Building alternative institutions is also not totally pointless. They’re good, when they are part of an armed revolutionary movement.
And so on.
Everything is constructive, if the activity is in the context of an armed movement. If not, it’s pointless.
In the final chapter, Gelderloos admits that ‘some of the major initial requirements of a liberation movement do not include "violent actions".’ (140) They are actually education, building alternative institutions, and so on. In fact, the programme for immediate revolutionary action, set out in his conclusion, does not specify any violent actions.
So education, alternative institutions and so on are pointless if you are committed to nonviolence, highly effective if you are bombing and shooting, and vitally necessary even if you are not bombing and shooting at the moment, so long as you are committed in theory to using such tactics whenever the need arises.
In the discussion phase of the talk last night, several times people pointed out that there had been massive arguments in the radical environmental movement about the use of force, but that after the arguments had died down (unresolved), the people involved had got on with doing the same actions using the same nonviolent tactics.
Another point that was made was that after groups such as the Red Brigades, the Weather Underground and the Red Army Faction carried out their campaigns, there had been a subsequent consolidation of state power.
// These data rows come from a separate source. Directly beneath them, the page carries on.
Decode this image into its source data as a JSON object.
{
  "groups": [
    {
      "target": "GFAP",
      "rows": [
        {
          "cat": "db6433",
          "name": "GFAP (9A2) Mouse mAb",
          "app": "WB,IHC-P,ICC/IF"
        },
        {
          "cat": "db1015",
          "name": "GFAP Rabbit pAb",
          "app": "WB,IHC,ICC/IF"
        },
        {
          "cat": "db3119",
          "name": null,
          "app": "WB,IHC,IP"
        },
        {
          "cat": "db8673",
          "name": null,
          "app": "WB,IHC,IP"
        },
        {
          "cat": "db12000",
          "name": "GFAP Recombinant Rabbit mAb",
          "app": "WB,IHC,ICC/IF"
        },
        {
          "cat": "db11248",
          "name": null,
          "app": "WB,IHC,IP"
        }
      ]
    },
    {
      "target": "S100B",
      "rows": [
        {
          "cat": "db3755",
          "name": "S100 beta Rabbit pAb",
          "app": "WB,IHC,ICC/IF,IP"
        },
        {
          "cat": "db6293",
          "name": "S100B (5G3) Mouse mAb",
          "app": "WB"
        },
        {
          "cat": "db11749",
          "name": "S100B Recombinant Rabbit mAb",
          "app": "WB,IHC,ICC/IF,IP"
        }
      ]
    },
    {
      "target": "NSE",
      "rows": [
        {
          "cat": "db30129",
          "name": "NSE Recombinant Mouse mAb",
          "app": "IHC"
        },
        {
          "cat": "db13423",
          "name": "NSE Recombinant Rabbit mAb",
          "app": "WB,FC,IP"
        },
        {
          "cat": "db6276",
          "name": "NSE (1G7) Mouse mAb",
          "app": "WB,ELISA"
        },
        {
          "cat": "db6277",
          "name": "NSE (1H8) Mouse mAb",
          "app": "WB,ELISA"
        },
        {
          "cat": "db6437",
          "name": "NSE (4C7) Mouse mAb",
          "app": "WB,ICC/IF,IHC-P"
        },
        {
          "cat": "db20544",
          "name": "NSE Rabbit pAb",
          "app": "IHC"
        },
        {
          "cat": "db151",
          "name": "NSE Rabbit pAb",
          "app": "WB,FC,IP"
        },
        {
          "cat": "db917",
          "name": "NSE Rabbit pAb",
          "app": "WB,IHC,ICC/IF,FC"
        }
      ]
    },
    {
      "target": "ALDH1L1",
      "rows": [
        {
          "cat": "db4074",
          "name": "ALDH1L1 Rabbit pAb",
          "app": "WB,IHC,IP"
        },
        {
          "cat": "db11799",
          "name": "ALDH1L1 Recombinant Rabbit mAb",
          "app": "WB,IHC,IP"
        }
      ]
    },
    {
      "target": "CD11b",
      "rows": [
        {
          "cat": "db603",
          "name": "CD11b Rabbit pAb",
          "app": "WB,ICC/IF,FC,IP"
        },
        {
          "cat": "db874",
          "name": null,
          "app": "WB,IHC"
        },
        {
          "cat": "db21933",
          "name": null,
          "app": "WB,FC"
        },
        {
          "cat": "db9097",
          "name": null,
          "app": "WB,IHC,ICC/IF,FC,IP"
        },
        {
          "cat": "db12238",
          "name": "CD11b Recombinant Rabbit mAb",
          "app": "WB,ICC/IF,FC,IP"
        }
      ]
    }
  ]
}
It was also noted that police infiltrators had been seen to enter demonstrations to perpetrate violence against police lines, helping to justify police repression of events such as Reclaim the Streets actions.
The final point that was made in this line was that while in Palestine the use of force by popular movements has mass support, this is simply not the case in Britain (or the US). ‘Is this the right time to risk losing what popular support we do have, and to risk the small anarchist groups that exist being rounded up and crushed in an instant?’
All of these questions and comments came (from several different people) out of an audience that was overwhelmingly committed to Gelderloos’s overall critique of nonviolence. No one (apart from me) spoke up in favour of a commitment to nonviolence. The room, I would guess, was probably made up of among the most militant activists in the country (and quite a few police spies, no doubt).
These comments were offered not in anger, but in an open, wondering, questioning way. I think they probably reflect the common sense of the mainstream of the militant ‘theoretically-committed-to-violence’ strand of the popular movements.
From my perspective, I was impressed by this thoughtfulness and strategic caution.
Gelderloos, for his part, offered some rather unconvincing arguments in response, and urged constant efforts to promote the use of (intelligent, effective) violent tactics and strategies.
I think his audience was not entirely convinced, and I found that very heartening.
In the end, the burden of proof lies with those committed to nonviolence, not just to come up with logic, evidence and argument, but, much more importantly, to come up with actions and programmes of activity that are effective in addressing the crises that we face.
If we do not devise such actions (and such arguments), no one should be surprised if more people do not drift in frustration to the position that everything being done is pointless without the use of bombs and guns and riots in the streets.